Für die entsprechende Anwendung des § 133 Abs. 1 Satz 1 ZPO im Zwangsvollstreckungsverfahren bedeutet dies, dass der Gerichtsvollzieher die erforderlichen Abschriften selbst auf Kosten des Gläubigers (§ 9 GvKostG i.V. mit KV Nr. 700 Ziff. 1b) herzustellen hat, wenn der Gläubiger sich weigert, diese einzureichen. Eine Zurückstellung der Erledigung des Vollstreckungsauftrags bis zur Einreichung der erforderlichen Abschriften durch den Gläubiger darf nicht erfolgen (aA AG Lahr, DGVZ 2000, 124; Schuschke in Schuschke/Walker aaO § 900 ZPO Rn. 6).
bb) Dies ist dem Gerichtsvollzieher entgegen der Ansicht des Beschwerdegerichts auch zumutbar. Die Erwägung des Beschwerdegerichts, es bestehe bei einer Fertigung von Abschriften durch den Gerichtsvollzieher selbst grundsätzlich die Gefahr, dass ihm Kosten entstünden, die er möglicherweise nicht beitreiben könne, steht dem nicht entgegen. Die Rechtsbeschwerde weist mit Recht darauf hin, dass das "Inkassorisiko" des Gerichtsvollziehers nur gering ist, weil durch die Herstellung der für den Schuldner bestimmten Abschriften keine hohen Kosten entstehen (s. KV Nr. 700 Ziff. 1b). Zudem ist der Gerichtsvollzieher gemäß § 4 Abs. 1 Satz 1 GvKostG berechtigt, den Auftraggeber zur Zahlung eines Vorschusses aufzufordern, der die voraussichtlich entstehenden Kosten deckt. Die Durchführung des Auftrags kann nach § 4 Abs. 1 Satz 2 GvKostG von der Zahlung des Vorschusses abhängig gemacht werden. Reicht ein Vorschuss nicht aus, um die zur Aufrechterhaltung einer Vollstreckungsmaßnahme voraussichtlich erforderlichen Auslagen zu decken, besteht gemäß § 4 Abs. 2 Satz 1 GvKostG die Möglichkeit einer Nachforderung. Erfüllt der Auftraggeber diese nicht fristgerecht, ist der Gerichtsvollzieher nach § 4 Abs. 2 Satz 3 GvKostG grundsätzlich berechtigt, die Vollstreckungsmaßnahme aufzuheben.

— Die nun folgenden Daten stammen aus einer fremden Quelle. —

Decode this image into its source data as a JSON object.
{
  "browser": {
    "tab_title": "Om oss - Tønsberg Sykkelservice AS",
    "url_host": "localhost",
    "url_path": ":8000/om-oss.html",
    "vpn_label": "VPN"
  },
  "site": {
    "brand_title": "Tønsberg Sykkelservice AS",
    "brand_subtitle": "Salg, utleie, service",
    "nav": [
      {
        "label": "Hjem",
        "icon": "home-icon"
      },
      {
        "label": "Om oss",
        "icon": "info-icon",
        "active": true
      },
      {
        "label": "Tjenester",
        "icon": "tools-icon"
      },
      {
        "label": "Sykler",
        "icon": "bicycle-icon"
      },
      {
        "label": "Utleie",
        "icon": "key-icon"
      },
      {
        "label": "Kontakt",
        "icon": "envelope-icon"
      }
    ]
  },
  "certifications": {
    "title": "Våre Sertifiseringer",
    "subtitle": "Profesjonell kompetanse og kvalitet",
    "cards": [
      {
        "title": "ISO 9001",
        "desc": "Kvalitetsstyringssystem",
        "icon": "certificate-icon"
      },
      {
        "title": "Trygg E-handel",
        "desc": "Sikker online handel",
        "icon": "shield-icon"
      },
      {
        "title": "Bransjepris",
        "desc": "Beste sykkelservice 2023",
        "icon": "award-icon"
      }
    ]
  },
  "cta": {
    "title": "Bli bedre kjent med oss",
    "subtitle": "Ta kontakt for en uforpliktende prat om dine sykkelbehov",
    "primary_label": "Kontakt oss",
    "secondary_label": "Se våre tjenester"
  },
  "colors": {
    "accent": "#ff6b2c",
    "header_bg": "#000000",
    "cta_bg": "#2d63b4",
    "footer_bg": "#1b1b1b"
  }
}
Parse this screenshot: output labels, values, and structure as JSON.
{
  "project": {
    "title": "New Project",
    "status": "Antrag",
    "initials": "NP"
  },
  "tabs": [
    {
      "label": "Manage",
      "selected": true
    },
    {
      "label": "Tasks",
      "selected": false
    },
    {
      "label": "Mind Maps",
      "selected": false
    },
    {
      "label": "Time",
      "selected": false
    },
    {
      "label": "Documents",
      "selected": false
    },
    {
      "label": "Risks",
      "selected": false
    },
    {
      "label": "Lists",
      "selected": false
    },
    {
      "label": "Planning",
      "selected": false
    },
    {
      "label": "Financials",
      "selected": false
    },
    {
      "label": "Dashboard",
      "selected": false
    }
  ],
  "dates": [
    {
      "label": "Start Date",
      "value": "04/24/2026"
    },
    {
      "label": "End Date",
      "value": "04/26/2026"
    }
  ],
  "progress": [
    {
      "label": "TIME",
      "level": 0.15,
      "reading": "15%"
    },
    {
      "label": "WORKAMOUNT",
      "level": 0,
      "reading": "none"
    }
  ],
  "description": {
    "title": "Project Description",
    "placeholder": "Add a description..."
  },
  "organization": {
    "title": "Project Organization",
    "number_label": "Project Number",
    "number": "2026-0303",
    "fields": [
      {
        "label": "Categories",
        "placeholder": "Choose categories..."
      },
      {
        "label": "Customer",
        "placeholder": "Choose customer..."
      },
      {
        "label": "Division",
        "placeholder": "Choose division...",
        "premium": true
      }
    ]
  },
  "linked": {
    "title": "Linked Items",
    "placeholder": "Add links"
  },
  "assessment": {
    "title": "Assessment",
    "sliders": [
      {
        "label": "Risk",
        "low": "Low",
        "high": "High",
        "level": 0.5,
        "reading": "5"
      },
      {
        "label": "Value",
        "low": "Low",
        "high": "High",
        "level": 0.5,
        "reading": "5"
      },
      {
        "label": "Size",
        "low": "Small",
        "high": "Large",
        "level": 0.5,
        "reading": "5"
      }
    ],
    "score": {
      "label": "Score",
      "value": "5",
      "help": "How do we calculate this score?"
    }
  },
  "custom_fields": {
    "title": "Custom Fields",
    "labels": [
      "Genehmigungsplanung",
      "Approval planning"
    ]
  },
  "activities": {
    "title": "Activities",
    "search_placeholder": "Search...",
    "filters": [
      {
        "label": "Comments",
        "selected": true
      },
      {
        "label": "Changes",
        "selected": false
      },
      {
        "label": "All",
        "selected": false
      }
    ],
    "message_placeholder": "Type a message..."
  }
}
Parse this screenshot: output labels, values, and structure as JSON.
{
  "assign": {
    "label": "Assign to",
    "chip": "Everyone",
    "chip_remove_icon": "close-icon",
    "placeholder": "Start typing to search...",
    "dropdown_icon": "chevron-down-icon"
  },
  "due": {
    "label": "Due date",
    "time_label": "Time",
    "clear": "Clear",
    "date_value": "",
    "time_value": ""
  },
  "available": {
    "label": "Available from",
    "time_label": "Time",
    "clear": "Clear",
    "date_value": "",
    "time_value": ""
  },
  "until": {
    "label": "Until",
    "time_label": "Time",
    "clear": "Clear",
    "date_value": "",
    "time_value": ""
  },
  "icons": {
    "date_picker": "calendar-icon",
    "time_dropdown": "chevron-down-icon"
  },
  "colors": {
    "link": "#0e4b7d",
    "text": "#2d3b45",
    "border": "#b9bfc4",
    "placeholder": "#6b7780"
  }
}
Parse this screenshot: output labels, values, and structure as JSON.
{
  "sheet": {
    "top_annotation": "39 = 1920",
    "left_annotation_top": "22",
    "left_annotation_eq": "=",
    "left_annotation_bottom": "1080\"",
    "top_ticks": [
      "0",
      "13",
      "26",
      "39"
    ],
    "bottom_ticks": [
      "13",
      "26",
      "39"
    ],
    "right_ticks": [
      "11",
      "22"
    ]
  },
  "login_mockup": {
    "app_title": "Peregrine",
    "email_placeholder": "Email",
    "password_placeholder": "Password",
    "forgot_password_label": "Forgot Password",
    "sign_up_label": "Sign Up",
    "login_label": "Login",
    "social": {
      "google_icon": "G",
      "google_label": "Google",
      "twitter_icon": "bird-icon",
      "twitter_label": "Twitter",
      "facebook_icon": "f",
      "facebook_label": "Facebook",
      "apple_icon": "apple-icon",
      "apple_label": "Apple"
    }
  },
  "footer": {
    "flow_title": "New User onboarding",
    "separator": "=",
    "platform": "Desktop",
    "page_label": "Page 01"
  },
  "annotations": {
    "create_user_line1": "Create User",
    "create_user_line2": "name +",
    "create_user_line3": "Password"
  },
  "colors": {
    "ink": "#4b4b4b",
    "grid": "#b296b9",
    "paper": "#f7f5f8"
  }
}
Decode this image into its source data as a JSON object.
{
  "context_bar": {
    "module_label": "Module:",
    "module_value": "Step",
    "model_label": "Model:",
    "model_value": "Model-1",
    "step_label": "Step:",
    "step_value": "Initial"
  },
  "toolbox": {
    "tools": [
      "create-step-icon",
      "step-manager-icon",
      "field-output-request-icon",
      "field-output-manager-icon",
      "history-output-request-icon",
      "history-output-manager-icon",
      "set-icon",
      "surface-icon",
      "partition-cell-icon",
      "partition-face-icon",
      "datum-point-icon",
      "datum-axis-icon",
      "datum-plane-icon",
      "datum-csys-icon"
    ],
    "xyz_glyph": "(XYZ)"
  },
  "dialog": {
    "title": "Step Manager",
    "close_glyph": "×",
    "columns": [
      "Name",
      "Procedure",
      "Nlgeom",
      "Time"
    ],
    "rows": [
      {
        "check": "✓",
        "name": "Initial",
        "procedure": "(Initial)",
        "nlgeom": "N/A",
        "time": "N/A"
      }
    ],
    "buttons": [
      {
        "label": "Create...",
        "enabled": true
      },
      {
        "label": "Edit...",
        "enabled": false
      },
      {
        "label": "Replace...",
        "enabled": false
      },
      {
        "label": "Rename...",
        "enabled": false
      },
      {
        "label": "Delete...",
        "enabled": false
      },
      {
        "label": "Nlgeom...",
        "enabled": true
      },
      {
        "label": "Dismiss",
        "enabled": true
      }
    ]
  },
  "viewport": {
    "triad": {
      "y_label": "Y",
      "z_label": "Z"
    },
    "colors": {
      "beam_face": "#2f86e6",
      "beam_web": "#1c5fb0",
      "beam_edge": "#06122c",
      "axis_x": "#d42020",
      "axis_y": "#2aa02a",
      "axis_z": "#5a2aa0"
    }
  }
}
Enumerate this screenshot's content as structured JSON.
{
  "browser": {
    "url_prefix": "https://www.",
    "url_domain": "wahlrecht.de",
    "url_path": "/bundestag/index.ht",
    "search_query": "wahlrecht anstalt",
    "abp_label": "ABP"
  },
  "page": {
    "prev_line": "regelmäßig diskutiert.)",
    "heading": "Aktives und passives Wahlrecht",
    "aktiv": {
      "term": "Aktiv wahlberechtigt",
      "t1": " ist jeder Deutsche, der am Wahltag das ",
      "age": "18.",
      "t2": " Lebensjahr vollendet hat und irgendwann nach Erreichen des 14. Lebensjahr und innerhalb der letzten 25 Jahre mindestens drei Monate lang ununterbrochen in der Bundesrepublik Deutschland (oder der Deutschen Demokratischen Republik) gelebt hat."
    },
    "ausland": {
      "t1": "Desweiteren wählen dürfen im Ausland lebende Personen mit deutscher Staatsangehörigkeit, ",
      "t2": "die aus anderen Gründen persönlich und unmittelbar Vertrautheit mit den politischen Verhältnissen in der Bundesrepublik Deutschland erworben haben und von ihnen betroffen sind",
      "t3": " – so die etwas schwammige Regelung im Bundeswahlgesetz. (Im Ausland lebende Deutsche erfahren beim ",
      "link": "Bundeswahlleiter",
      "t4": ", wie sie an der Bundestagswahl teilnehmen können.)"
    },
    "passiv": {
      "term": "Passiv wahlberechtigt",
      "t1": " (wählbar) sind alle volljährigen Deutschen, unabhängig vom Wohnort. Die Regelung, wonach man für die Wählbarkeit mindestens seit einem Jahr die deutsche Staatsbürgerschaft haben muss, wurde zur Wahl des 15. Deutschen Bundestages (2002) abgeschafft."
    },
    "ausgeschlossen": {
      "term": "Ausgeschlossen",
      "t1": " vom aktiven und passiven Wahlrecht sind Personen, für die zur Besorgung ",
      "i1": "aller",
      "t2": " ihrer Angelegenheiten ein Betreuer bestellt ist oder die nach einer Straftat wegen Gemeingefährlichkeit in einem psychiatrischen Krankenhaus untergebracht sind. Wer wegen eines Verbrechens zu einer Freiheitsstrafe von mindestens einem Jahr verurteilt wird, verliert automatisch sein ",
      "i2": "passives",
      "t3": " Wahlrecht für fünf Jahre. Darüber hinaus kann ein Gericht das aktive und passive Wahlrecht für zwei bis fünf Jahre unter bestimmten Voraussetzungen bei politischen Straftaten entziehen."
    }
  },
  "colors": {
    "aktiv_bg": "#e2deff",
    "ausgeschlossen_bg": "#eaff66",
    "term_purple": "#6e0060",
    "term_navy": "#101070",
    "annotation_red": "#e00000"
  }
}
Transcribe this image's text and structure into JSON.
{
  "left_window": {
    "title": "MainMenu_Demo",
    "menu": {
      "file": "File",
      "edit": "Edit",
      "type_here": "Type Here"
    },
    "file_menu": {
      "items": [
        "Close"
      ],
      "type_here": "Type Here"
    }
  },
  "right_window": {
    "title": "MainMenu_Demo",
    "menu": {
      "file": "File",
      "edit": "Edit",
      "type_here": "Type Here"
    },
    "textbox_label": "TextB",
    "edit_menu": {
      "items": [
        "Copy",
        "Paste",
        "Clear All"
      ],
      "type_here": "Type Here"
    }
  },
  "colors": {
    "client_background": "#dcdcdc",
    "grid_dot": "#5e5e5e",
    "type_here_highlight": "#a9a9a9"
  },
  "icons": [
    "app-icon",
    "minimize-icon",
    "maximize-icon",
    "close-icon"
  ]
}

3. Da weitere Feststellungen nicht zu treffen sind, entscheidet der Senat als Rechtsbeschwerdegericht in der Sache selbst (§ 577 Abs. 5 ZPO).
III. Die Kostenentscheidung beruht auf § 91 Abs. 1 ZPO (vgl. BGH, Beschluss vom 19. Mai 2004 - IXa ZB 297/03, NJW 2004, 2979, 2981; Beschluss vom 16. Juli 2009 - I ZB 80/05, NJWRR 2009, 1384 Rn. 13 mwN).